Isn't that for launching a new instance of an app?
I often have 2 or 3 windows that I'm actively working with. That's a
small enough number that my brain is able to remember where they are in
the stacking order so Alt+Tab works nicely for switching. Actually
Alt+Tab works pretty well with the alternate-tab extension. Except that
closing windows, launching of new windows and switching virtual desktops
seems to throw everything off.
But no, having to type part of the name of a window takes significantly
more time and requires significantly more hand movement (my left hand
usually lives right over the Alt and Tab keys, which also happens to be
near Alt+F4 and Ctrl+D which takes care of closing most windows). And
also requires a lot more brain power, since if I have an editor, a
terminal and a web browser open, I already subconsciously know how many
times I need to hit the Tab key before I will end up on the window that
I want, but thinking of the name of the program is a lot more work.
> And no you do *not* need a touchscreen for anything. Repeating that
> does not make it true.
My comments about touchscreens were more about the large amounts of
empty space in some places (makes it easier to poke things with a
finger) and the drag-to-remove-screen-blanker (which is ONLY helpful if
you have a touchscreen).
>> But there are a bunch of other "polish" things that I think also need to be
>> fixed. For example:
>> * There are at least half a dozen Gnome Bugzillas that I've come across
>> around focus and window stacking issues - and I think I've encountered every
>> one of them. This is maddening. For someone who uses the keyboard as much as
>> possible, this makes the system almost unusable
>
> What are those focus and stacking issues? You have to name them
> otherwise we can't discuss / solve them.
I'll start a new thread.
>> * The default theme makes it difficult to easily distinguish the Focused
>> window from all other windows - again, maddening when you have lots of
>> windows spread across multiple very high resolution monitors. Especially
>> with all the window focus/stacking issues
>
> Really? At least for gtk3 apps the whole unfocsued window dims
> ("backdrop") which makes it very cleary shown as unfocsued.
> Again no idea what your "focus / stacking issues are"

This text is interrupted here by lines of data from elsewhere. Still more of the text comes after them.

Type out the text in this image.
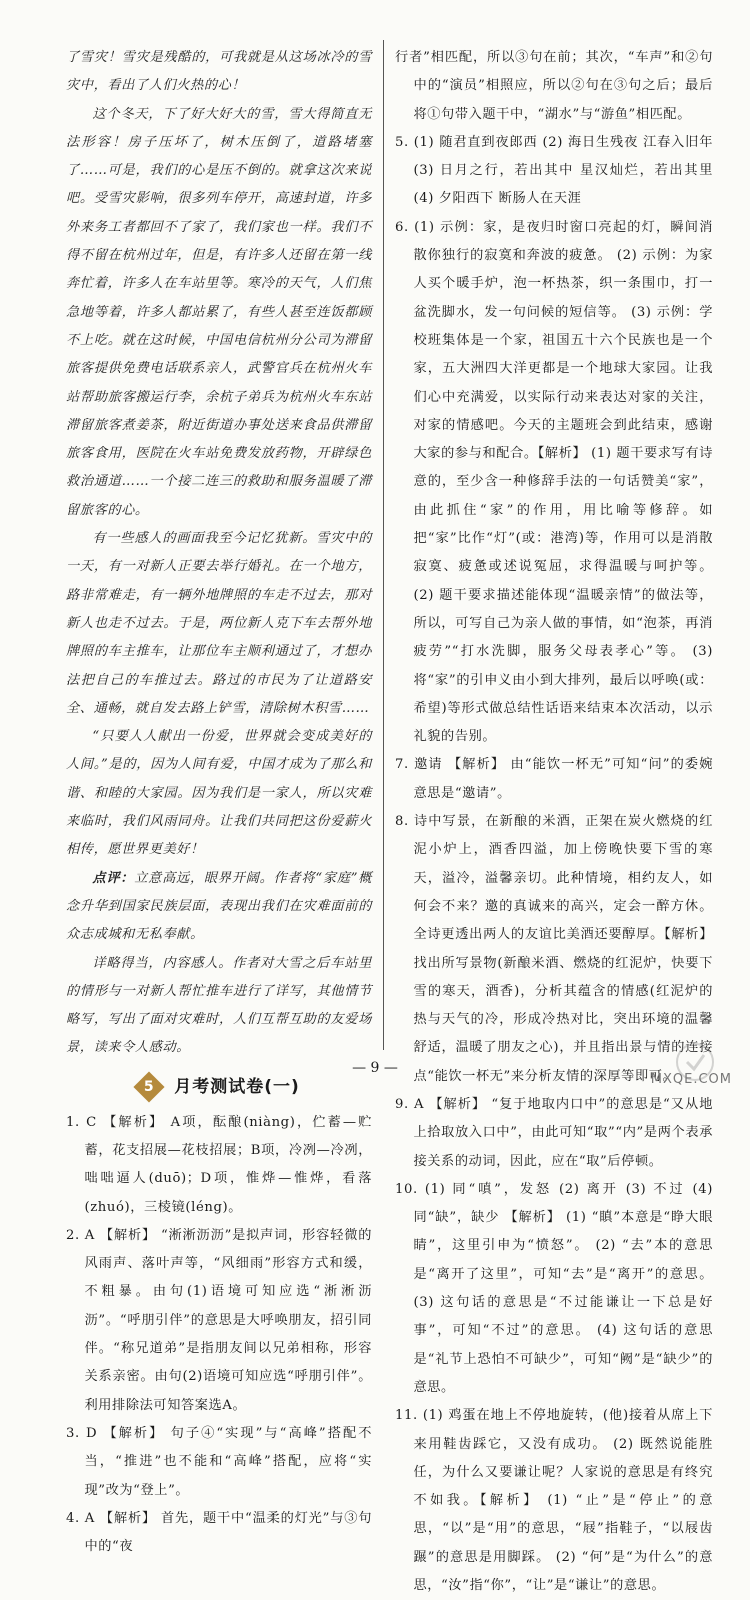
了雪灾！雪灾是残酷的，可我就是从这场冰冷的雪灾中，看出了人们火热的心！

这个冬天，下了好大好大的雪，雪大得简直无法形容！房子压坏了，树木压倒了，道路堵塞了……可是，我们的心是压不倒的。就拿这次来说吧。受雪灾影响，很多列车停开，高速封道，许多外来务工者都回不了家了，我们家也一样。我们不得不留在杭州过年，但是，有许多人还留在第一线奔忙着，许多人在车站里等。寒冷的天气，人们焦急地等着，许多人都站累了，有些人甚至连饭都顾不上吃。就在这时候，中国电信杭州分公司为滞留旅客提供免费电话联系亲人，武警官兵在杭州火车站帮助旅客搬运行李，余杭子弟兵为杭州火车东站滞留旅客煮姜茶，附近街道办事处送来食品供滞留旅客食用，医院在火车站免费发放药物，开辟绿色救治通道……一个接二连三的救助和服务温暖了滞留旅客的心。

有一些感人的画面我至今记忆犹新。雪灾中的一天，有一对新人正要去举行婚礼。在一个地方，路非常难走，有一辆外地牌照的车走不过去，那对新人也走不过去。于是，两位新人克下车去帮外地牌照的车主推车，让那位车主顺利通过了，才想办法把自己的车推过去。路过的市民为了让道路安全、通畅，就自发去路上铲雪，清除树木积雪……

“只要人人献出一份爱，世界就会变成美好的人间。”是的，因为人间有爱，中国才成为了那么和谐、和睦的大家园。因为我们是一家人，所以灾难来临时，我们风雨同舟。让我们共同把这份爱薪火相传，愿世界更美好！

点评：立意高远，眼界开阔。作者将“家庭”概念升华到国家民族层面，表现出我们在灾难面前的众志成城和无私奉献。

详略得当，内容感人。作者对大雪之后车站里的情形与一对新人帮忙推车进行了详写，其他情节略写，写出了面对灾难时，人们互帮互助的友爱场景，读来令人感动。

5 月考测试卷(一)

1. C 【解析】 A项，酝酿(niàng)，伫蓄—贮蓄，花支招展—花枝招展；B项，冷冽—冷冽，咄咄逼人(duō)；D项，惟烨—惟烨，看落(zhuó)，三棱镜(léng)。

2. A 【解析】 “淅淅沥沥”是拟声词，形容轻微的风雨声、落叶声等，“风细雨”形容方式和缓，不粗暴。由句(1)语境可知应选“淅淅沥沥”。“呼朋引伴”的意思是大呼唤朋友，招引同伴。“称兄道弟”是指朋友间以兄弟相称，形容关系亲密。由句(2)语境可知应选“呼朋引伴”。利用排除法可知答案选A。

3. D 【解析】 句子④“实现”与“高峰”搭配不当，“推进”也不能和“高峰”搭配，应将“实现”改为“登上”。

4. A 【解析】 首先，题干中“温柔的灯光”与③句中的“夜

行者”相匹配，所以③句在前；其次，“车声”和②句中的“演员”相照应，所以②句在③句之后；最后将①句带入题干中，“湖水”与“游鱼”相匹配。

5. (1) 随君直到夜郎西 (2) 海日生残夜 江春入旧年 (3) 日月之行，若出其中 星汉灿烂，若出其里 (4) 夕阳西下 断肠人在天涯

6. (1) 示例：家，是夜归时窗口亮起的灯，瞬间消散你独行的寂寞和奔波的疲惫。 (2) 示例：为家人买个暖手炉，泡一杯热茶，织一条围巾，打一盆洗脚水，发一句问候的短信等。 (3) 示例：学校班集体是一个家，祖国五十六个民族也是一个家，五大洲四大洋更都是一个地球大家园。让我们心中充满爱，以实际行动来表达对家的关注，对家的情感吧。今天的主题班会到此结束，感谢大家的参与和配合。【解析】 (1) 题干要求写有诗意的，至少含一种修辞手法的一句话赞美“家”，由此抓住“家”的作用，用比喻等修辞。如把“家”比作“灯”(或：港湾)等，作用可以是消散寂寞、疲惫或述说冤屈，求得温暖与呵护等。 (2) 题干要求描述能体现“温暖亲情”的做法等，所以，可写自己为亲人做的事情，如“泡茶，再消疲劳”“打水洗脚，服务父母表孝心”等。 (3) 将“家”的引申义由小到大排列，最后以呼唤(或：希望)等形式做总结性话语来结束本次活动，以示礼貌的告别。

7. 邀请 【解析】 由“能饮一杯无”可知“问”的委婉意思是“邀请”。

8. 诗中写景，在新酿的米酒，正架在炭火燃烧的红泥小炉上，酒香四溢，加上傍晚快要下雪的寒天，溢冷，溢馨亲切。此种情境，相约友人，如何会不来？邀的真诚来的高兴，定会一醉方休。全诗更透出两人的友谊比美酒还要醇厚。【解析】 找出所写景物(新酿米酒、燃烧的红泥炉，快要下雪的寒天，酒香)，分析其蕴含的情感(红泥炉的热与天气的冷，形成冷热对比，突出环境的温馨舒适，温暖了朋友之心)，并且指出景与情的连接点“能饮一杯无”来分析友情的深厚等即可。

9. A 【解析】 “复于地取内口中”的意思是“又从地上拾取放入口中”，由此可知“取”“内”是两个表承接关系的动词，因此，应在“取”后停顿。

10. (1) 同“嗔”，发怒 (2) 离开 (3) 不过 (4) 同“缺”，缺少 【解析】 (1) “瞋”本意是“睁大眼睛”，这里引申为“愤怒”。 (2) “去”本的意思是“离开了这里”，可知“去”是“离开”的意思。 (3) 这句话的意思是“不过能谦让一下总是好事”，可知“不过”的意思。 (4) 这句话的意思是“礼节上恐怕不可缺少”，可知“阙”是“缺少”的意思。

11. (1) 鸡蛋在地上不停地旋转，(他)接着从席上下来用鞋齿踩它，又没有成功。 (2) 既然说能胜任，为什么又要谦让呢？人家说的意思是有终究不如我。【解析】 (1) “止”是“停止”的意思，“以”是“用”的意思，“屐”指鞋子，“以屐齿蹍”的意思是用脚踩。 (2) “何”是“为什么”的意思，“汝”指“你”，“让”是“谦让”的意思。

— 9 —
MXQE.COM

I'm not saying there is no distinction, I'm saying that it's not a very
big distinction (i.e. there needs to be more contrast) so it can be hard
to pick out the difference when you have a lot of screen real estate in
front of you (i.e. multiple large high resolution monitors) and many
windows spread around. If I remember correctly, both KDE's default theme
and Windows Aero suffer from the same problems. But I'm trying to use
the out-of-the-box defaults since I know they will be better supported
(i.e. cross-toolkit theming, support for new widgets, less buggy,
etc...) whereas in KDE (which is already non-default) I would have
changed the theme and in Windows I would have disabled Aero (active
windows have a blue titlebar, inactive get gray, which is fantastic).